Here in the Midwest, the economy is improving (finally!) and we are seeing more and more opportunities. This is great news, but it doesn’t necessarily follow that the job offers are going to start pouring in.

The competition for the jobs is brutal, and there are some pretty fantastic candidates out there competing for a relatively small number of positions. Consequently, when interviewing for a job, you need to be fully prepared and engaged in the position, firm and process. Without this focus, there is almost no chance that you will secure the position. That is, unless you are a professionally trained actor.
 
The other day, I was preparing a candidate for an interview. The firm with which he was interviewing was a great one: strong reputation with solid work and a collegial atmosphere. The position, on the other hand, was not a perfect fit for him. This candidate began his career in commercial litigation, and after four years of practice moved into white collar crime before being laid off for economic reasons. The current position was for a commercial litigation associate, and while my candidate had the requisite skills and experience (and expressed interest in applying to the job), I was having a hard time preparing him for the interview. It seemed like he had a dull, almost apathetic response for every question I asked him, after which he’d say something like “in the interview, I’ll be more enthusiastic,” a statement I have learned not to trust.
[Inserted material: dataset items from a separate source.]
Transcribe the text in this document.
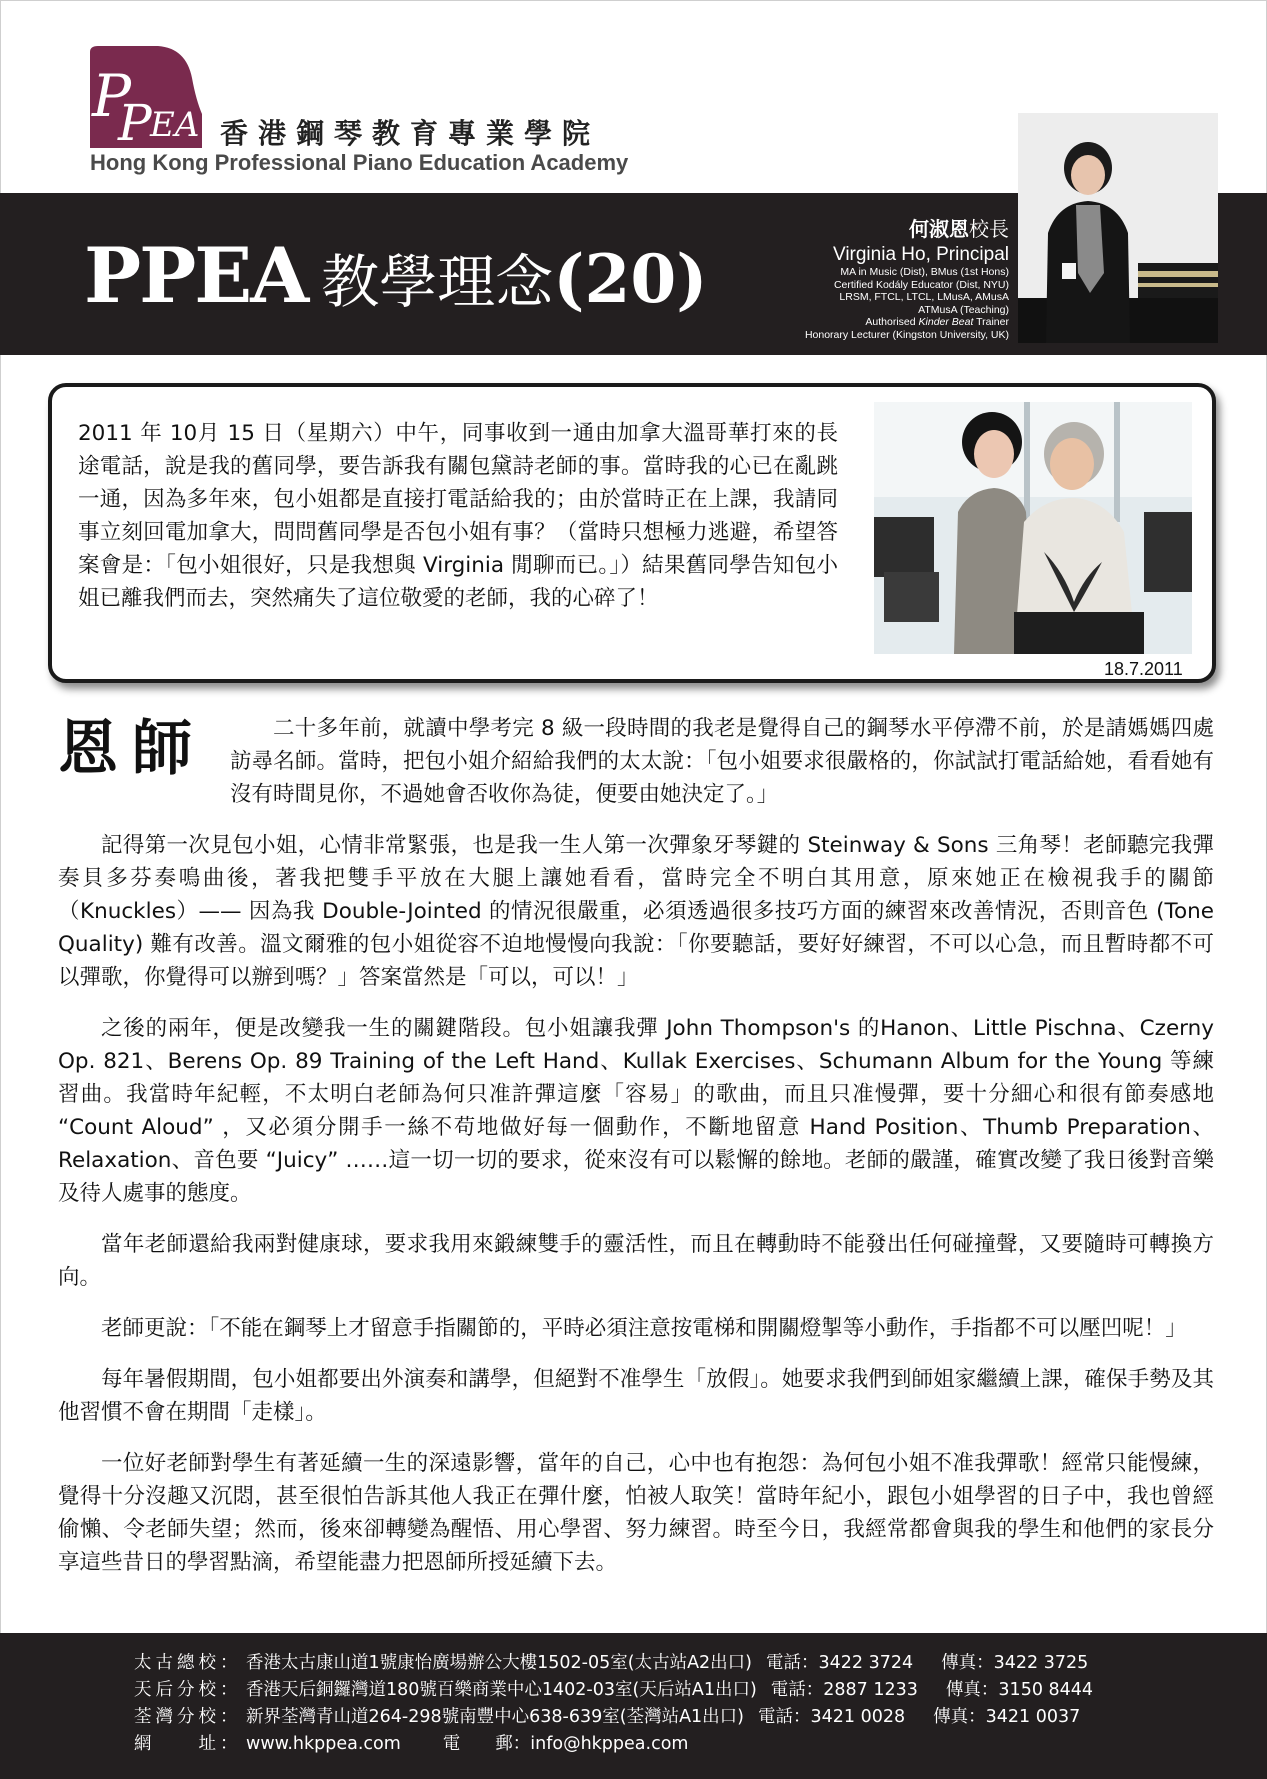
P
P
EA 香港鋼琴教育專業學院
Hong Kong Professional Piano Education Academy
PPEA 教學理念 (20)
何淑恩校長
Virginia Ho, Principal
MA in Music (Dist), BMus (1st Hons)
Certified Kodály Educator (Dist, NYU)
LRSM, FTCL, LTCL, LMusA, AMusA
ATMusA (Teaching)
Authorised Kinder Beat Trainer
Honorary Lecturer (Kingston University, UK)
2011 年 10月 15 日（星期六）中午，同事收到一通由加拿大溫哥華打來的長途電話，說是我的舊同學，要告訴我有關包黛詩老師的事。當時我的心已在亂跳一通，因為多年來，包小姐都是直接打電話給我的；由於當時正在上課，我請同事立刻回電加拿大，問問舊同學是否包小姐有事？（當時只想極力逃避，希望答案會是：「包小姐很好，只是我想與 Virginia 閒聊而已。」）結果舊同學告知包小姐已離我們而去，突然痛失了這位敬愛的老師，我的心碎了！
18.7.2011
恩師	二十多年前，就讀中學考完 8 級一段時間的我老是覺得自己的鋼琴水平停滯不前，於是請媽媽四處訪尋名師。當時，把包小姐介紹給我們的太太說：「包小姐要求很嚴格的，你試試打電話給她，看看她有沒有時間見你，不過她會否收你為徒，便要由她決定了。」

記得第一次見包小姐，心情非常緊張，也是我一生人第一次彈象牙琴鍵的 Steinway & Sons 三角琴！老師聽完我彈奏貝多芬奏鳴曲後，著我把雙手平放在大腿上讓她看看，當時完全不明白其用意，原來她正在檢視我手的關節（Knuckles）—— 因為我 Double-Jointed 的情況很嚴重，必須透過很多技巧方面的練習來改善情況，否則音色 (Tone Quality) 難有改善。溫文爾雅的包小姐從容不迫地慢慢向我說：「你要聽話，要好好練習，不可以心急，而且暫時都不可以彈歌，你覺得可以辦到嗎？」答案當然是「可以，可以！」

之後的兩年，便是改變我一生的關鍵階段。包小姐讓我彈 John Thompson's 的Hanon、Little Pischna、Czerny Op. 821、Berens Op. 89 Training of the Left Hand、Kullak Exercises、Schumann Album for the Young 等練習曲。我當時年紀輕，不太明白老師為何只准許彈這麼「容易」的歌曲，而且只准慢彈，要十分細心和很有節奏感地 “Count Aloud” ，又必須分開手一絲不苟地做好每一個動作，不斷地留意 Hand Position、Thumb Preparation、Relaxation、音色要 “Juicy” ……這一切一切的要求，從來沒有可以鬆懈的餘地。老師的嚴謹，確實改變了我日後對音樂及待人處事的態度。

當年老師還給我兩對健康球，要求我用來鍛練雙手的靈活性，而且在轉動時不能發出任何碰撞聲，又要隨時可轉換方向。

老師更說：「不能在鋼琴上才留意手指關節的，平時必須注意按電梯和開關燈掣等小動作，手指都不可以壓凹呢！」

每年暑假期間，包小姐都要出外演奏和講學，但絕對不准學生「放假」。她要求我們到師姐家繼續上課，確保手勢及其他習慣不會在期間「走樣」。

一位好老師對學生有著延續一生的深遠影響，當年的自己，心中也有抱怨：為何包小姐不准我彈歌！經常只能慢練，覺得十分沒趣又沉悶，甚至很怕告訴其他人我正在彈什麼，怕被人取笑！當時年紀小，跟包小姐學習的日子中，我也曾經偷懶、令老師失望；然而，後來卻轉變為醒悟、用心學習、努力練習。時至今日，我經常都會與我的學生和他們的家長分享這些昔日的學習點滴，希望能盡力把恩師所授延續下去。

太古總校： 香港太古康山道1號康怡廣場辦公大樓1502-05室(太古站A2出口) 電話：3422 3724 傳真：3422 3725
天后分校： 香港天后銅鑼灣道180號百樂商業中心1402-03室(天后站A1出口) 電話：2887 1233 傳真：3150 8444
荃灣分校： 新界荃灣青山道264-298號南豐中心638-639室(荃灣站A1出口) 電話：3421 0028 傳真：3421 0037
網　　址： www.hkppea.com 電　　郵： info@hkppea.com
After a few minutes of this painful question and answer session, I finally stopped and said something like “why are we wasting your time and mine on this interview if it’s clear that you don’t want the job?” To which he replied “because I don’t have a job and I need one.”

I get it. When unemployed, it is best to keep an open mind and apply for positions even if they do not appear to be the exact fit. But, needing a job, without other reasons, does not qualify as a good enough reason for wanting the position. If a candidate is going to bother with this process (especially if he is using a recruiter), he should be interested in enough to be able to sincerely state why he wants the job and why he would be the best choice for the position. My candidate was expecting to rely on his acting skills for the interview and planned to throw out a couple of generic reasons for wanting the position.
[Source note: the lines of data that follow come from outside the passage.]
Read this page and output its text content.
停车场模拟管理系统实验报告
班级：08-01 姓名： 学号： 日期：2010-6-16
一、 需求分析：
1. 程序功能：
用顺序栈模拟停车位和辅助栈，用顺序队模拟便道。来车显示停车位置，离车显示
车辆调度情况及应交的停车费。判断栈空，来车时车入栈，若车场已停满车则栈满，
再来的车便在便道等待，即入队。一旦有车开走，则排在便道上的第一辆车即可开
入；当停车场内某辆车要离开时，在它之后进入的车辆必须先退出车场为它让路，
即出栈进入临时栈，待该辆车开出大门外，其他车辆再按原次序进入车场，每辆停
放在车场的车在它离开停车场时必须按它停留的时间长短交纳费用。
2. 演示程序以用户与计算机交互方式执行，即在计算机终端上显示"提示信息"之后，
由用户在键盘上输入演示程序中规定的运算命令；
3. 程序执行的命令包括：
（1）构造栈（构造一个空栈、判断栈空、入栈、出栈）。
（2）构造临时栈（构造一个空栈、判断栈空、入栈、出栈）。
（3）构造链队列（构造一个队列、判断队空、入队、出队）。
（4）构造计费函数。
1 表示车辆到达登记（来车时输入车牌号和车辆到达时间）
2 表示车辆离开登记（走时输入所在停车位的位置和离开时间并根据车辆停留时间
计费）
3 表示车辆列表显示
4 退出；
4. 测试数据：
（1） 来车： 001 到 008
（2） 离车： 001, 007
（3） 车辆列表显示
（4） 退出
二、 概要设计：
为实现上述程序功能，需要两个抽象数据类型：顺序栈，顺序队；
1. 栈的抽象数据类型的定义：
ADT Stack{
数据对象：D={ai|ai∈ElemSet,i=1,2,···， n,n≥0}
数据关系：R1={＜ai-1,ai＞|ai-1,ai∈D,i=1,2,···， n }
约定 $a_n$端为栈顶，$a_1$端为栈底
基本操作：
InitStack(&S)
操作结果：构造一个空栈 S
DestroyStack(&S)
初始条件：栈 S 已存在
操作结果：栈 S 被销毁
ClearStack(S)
Simply put, his plan was a recipe for failure. In order to have any chance of getting a callback interview, my candidate needed to have some sincere reasons for wanting the job. So, I spent the next half hour breaking apart the job, the firm and the opportunity in order to help him to see that there were things about the job that were very attractive to him. There was tremendous opportunity for growth and business development, and the firm did a little white collar crime, so there was hope that in the future, my candidate might be able to partake in that work. By the end of the prep session, my candidate could actually answer the questions I posed with a little bit of sincerity, energy and (almost) excitement.